A catfish or pleco would be out of the question as far as I'm concerned as they get huge, and I mean huge. But, in a horse water trough, they probably wouldn't live long enough to get to their full potential either.


----------



## heather313233 (Aug 28, 2018)

I am in Texas, so we rarely get below freezing. I have a 100 gallon trough. Would you recommend 1 or 2 goldfish?


----------



## QtrBel (May 31, 2012)

300 gallon tank. Never cleaned it out. Water was fine. I have a timer on the water so that it ran every day. The timer was adjusted winter to summer so that the tank level would never drop below 1/3. Only problem was one of my drafts loved to catch the fish and swish them in her mouth before spitting them back in the tank. I'm tempted to try again since my shoulder won't let me dump and brush. Daisy would, I am sure, think they were a gift to her.


----------



## Avna (Jul 11, 2015)

heather313233 said:


> I am in Texas, so we rarely get below freezing. I have a 100 gallon trough. Would you recommend 1 or 2 goldfish?

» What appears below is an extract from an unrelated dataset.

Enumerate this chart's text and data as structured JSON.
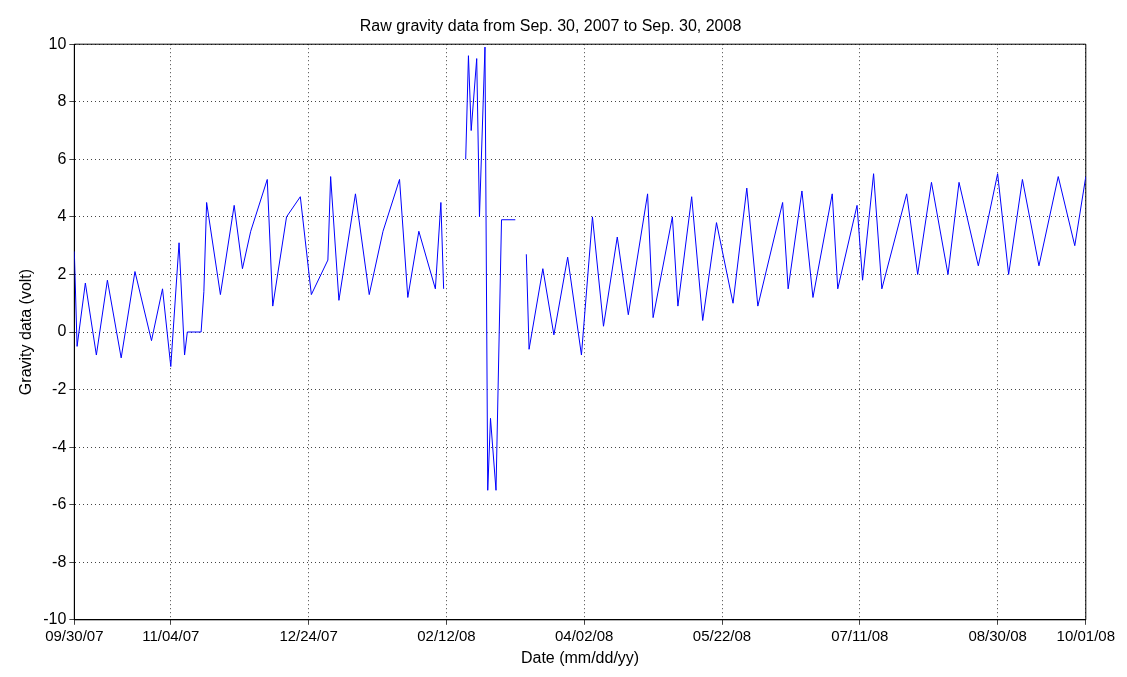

I always get three because two is company and one always dies or disappears. Same philosophy as I have with chickens.


----------



## SilverMaple (Jun 24, 2017)

Right now there are two fish in our 300-gallon tank. The tank is inside the run-in shed so it doesn't get too slimy with algae, and is drained and cleaned 2-3 times per year (more often if someone poops in it or it's obviously dirty). A neighbor with a stocked pond brought over a couple this spring. Once it starts getting cold this fall or they start making the tank dirtier rather than cleaner, he'll come get them and return them to his deep pond. They were a couple of inches long when they arrived, and are about 6" long now. The horses watch them but don't mind them. The cats think they're fascinating. The fish enjoy having a couple of cement blocks sunk in the tank for them to hide from the cats and the evening sun, and the blocks also keep the cats who fall in trying to catch them from drowning as they can climb up and get out. The tank doesn't seem any cleaner or dirtier than usual, but the idea was for them to eat mosquito larvae and so far, that seems to be working


----------



## farmpony84 (Apr 21, 2008)

I've done goldfish and catfish. I put them in to keep the mosquito larvae down. I had to add water everyday to keep it fresh because I didn't have a pump but they did great for 12 cent goldfish. It was hard though when I wanted to scrub the tub because I had to hand dump the water (with a bucket) to get it low enough to net them into another bucket. Other than that they worked great. It gets really cold here so I bring them in at the end of the summer. I had one that lasted several years. He was huge when he finally croaked on me. I was amazed because the cheap feeder fish just look like guppies when you buy them but he got so big and had the prettiest fins....


----------



## heather313233 (Aug 28, 2018)

Thank you all for the input. I think I'm going to put 2-3 feeder fish in each of my 100 gallon water troughs and see how that works. If it doesn't help after the first round I may try catfish.


----------